Can we work together to give the streets back to city-dwellers and, at the same time, create healthier, more pleasent streetscapes? The answer is yes and comes from five major cities around the world: Paris, Stockholm, Copenhagen, New York and London. Five of the most important spokesperson of sustainable architecture, during a Cities Dialogue session, "Active Design", took place during the major exhibition "London: Design Capital", demonstrated that is not impossible to integrate active travel and wellbeing with rapid population growth.

CEO's APUR, the city planning agency of Paris, Dominique Alba, showed how Paris uses public space effectively, to encourage activity and promote healthier living. This process involves a changing of the street hierarchy and an increase of sport places: a different strategy with which seven of the most important places of Paris were requalified, among which Plaza de la Bastilla and Place de La Nation. "In 2040, Stockholm will be a climate-smart city that prioritises cycling, walking and public transportation": it is one of the four main goals of "Vision 2040", a long term, complete vision for the city's development and sustainable growth, developed by Stockholm's city departments, administrations and companies and presented by Monica von Schmalensee, White Arkitekter's CEO, Scandinavia's pioneer in sustainable architecture. She introduced some parts of the city that are undergoing major urban redevelopment, such as Hammarby Sjöstad or Liljeholmen and concluded: "We need to talk about democratic architecture that empowers people".

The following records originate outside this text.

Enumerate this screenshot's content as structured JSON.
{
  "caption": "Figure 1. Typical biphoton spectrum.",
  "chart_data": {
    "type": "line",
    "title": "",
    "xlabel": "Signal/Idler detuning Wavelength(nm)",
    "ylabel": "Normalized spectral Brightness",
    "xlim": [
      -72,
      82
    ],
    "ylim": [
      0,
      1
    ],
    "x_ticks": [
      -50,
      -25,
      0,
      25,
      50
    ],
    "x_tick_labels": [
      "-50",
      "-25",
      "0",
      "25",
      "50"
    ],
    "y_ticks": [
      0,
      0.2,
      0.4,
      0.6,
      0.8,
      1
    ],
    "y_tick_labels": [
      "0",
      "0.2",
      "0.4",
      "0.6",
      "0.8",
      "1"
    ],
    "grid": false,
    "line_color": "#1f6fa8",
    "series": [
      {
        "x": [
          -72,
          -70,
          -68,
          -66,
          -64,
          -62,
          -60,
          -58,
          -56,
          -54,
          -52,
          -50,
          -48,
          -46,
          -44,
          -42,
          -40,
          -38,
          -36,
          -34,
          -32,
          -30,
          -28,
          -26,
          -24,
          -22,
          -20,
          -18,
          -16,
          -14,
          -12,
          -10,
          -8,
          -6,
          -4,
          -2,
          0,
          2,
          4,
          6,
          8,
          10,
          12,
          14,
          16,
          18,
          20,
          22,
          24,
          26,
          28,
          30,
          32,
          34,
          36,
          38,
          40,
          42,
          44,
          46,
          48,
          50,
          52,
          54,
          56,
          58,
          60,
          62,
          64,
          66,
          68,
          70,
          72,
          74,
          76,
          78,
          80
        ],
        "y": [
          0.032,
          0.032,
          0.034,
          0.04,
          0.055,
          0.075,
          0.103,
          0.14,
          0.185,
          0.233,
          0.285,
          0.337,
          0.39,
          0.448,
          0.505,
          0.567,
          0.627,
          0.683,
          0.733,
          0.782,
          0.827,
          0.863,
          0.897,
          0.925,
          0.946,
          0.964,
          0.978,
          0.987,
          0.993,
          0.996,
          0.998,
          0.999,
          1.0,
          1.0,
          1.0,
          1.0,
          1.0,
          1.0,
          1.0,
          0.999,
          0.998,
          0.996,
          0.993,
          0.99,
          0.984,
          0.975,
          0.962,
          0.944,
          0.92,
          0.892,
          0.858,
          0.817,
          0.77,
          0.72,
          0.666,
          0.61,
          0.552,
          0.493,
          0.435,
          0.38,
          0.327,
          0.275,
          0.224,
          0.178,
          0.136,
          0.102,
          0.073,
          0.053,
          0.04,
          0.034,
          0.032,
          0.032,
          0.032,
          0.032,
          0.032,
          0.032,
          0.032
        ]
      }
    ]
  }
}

"People have to be central to all we do: you do it with them, not to them" said Riccardo Marini, Marino Urbanismo's Principal, using as example Copenaghen: "There 56% of people cycle. Why? Not for a better environment, but because it'easy and convenient, and there's been good investment in cycling infrastructure. Inactivity is a killer, we need to change our cities' public spaces to encourage more activity, improve fitness and reduce stress".

In conclusion, David Burney, from the prestigious Pratt Institute School of Architecture, talked about the massive changes that are running over New York's transport, with a rapid growth of cycle commuting (+80% than last year) in contrast with the numerous subway delays: "The most significant change in New York in the last twenty years is our waterfront transition, with new major cycling routes and park, such as Brooklyin Bridge Park and East River Park". David is also chair of the board for the Center for Active Design which supports public health by increasing opportunities for physical activity and healthy eating through the design of the built enviroment. One of the result of that is "Fitwel", a high impact building certification designed to support healthier workplace enviroments and improve occupant health.